# QaSa - Quantum-Safe Cryptography Module
QaSa (Quantum-Safe) is a post-quantum cryptography implementation that provides protection against quantum computer attacks using NIST-selected algorithms.
## Table of Contents
- [Features](#features)
- [Getting Started](#getting-started)
- [Architecture](#architecture)
- [Cryptography Module](#cryptography-module)
- [Core Components](#core-components)
- [API Overview](#api-overview)
- [Performance Metrics](#performance-metrics)

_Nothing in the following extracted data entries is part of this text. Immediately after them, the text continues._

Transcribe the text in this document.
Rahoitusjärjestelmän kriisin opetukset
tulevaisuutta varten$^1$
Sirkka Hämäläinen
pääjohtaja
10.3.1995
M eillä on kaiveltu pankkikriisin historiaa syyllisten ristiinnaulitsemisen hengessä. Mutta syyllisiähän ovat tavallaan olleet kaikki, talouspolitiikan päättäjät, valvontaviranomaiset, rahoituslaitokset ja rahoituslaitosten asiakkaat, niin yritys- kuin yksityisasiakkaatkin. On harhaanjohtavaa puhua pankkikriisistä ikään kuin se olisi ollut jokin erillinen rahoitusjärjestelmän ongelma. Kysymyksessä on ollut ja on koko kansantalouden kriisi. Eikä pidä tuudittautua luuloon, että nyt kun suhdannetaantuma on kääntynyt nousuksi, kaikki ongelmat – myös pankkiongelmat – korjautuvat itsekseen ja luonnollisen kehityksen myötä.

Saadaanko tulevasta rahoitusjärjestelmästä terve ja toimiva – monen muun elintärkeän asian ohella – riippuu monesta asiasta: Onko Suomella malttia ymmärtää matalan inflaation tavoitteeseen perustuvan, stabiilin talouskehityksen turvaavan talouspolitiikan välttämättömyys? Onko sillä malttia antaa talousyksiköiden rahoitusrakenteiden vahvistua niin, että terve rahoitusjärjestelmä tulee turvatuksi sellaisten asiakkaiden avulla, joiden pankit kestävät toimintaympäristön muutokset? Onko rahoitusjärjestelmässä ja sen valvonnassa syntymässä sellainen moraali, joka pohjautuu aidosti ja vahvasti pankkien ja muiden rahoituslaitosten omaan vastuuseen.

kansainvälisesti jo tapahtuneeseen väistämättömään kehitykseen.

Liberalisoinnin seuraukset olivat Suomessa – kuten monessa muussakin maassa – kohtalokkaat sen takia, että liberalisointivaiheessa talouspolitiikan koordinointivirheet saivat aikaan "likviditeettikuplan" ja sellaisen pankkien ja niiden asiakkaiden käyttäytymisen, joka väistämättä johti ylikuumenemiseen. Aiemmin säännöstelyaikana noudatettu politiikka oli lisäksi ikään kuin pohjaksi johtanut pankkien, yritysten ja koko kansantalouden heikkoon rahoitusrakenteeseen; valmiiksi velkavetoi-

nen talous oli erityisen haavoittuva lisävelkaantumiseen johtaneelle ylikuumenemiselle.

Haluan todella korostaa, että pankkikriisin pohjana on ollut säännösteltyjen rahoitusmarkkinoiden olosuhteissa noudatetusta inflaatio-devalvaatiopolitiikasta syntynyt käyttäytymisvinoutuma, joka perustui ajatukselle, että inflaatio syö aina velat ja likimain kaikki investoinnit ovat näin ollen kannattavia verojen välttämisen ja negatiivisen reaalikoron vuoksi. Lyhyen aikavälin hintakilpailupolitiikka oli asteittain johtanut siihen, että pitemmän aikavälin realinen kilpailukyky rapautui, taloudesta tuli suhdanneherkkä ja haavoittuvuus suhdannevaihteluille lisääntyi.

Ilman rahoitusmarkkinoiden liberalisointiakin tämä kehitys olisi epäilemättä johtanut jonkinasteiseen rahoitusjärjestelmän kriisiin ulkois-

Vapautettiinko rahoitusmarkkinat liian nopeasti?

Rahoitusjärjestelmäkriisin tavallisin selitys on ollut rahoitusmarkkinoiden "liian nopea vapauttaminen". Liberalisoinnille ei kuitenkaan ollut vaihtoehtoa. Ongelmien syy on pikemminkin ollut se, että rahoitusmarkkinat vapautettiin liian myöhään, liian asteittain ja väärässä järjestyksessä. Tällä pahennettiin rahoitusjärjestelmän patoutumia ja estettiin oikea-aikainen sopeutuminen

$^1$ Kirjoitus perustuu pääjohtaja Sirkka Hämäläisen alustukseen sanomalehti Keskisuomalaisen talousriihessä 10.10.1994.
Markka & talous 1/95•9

- [Memory-Efficient Implementations](#memory-efficient-implementations)
- [Security](#security)
- [Threat Model](#threat-model)
- [Security Features](#security-features)
- [Best Practices](#best-practices)
- [Contributing](#contributing)
- [License](#license)
## Features
- **Quantum-Resistant Encryption** - Uses NIST-selected post-quantum algorithms CRYSTALS-Kyber and CRYSTALS-Dilithium
- **CRYSTALS-Kyber** - Quantum-resistant key encapsulation mechanism (KEM)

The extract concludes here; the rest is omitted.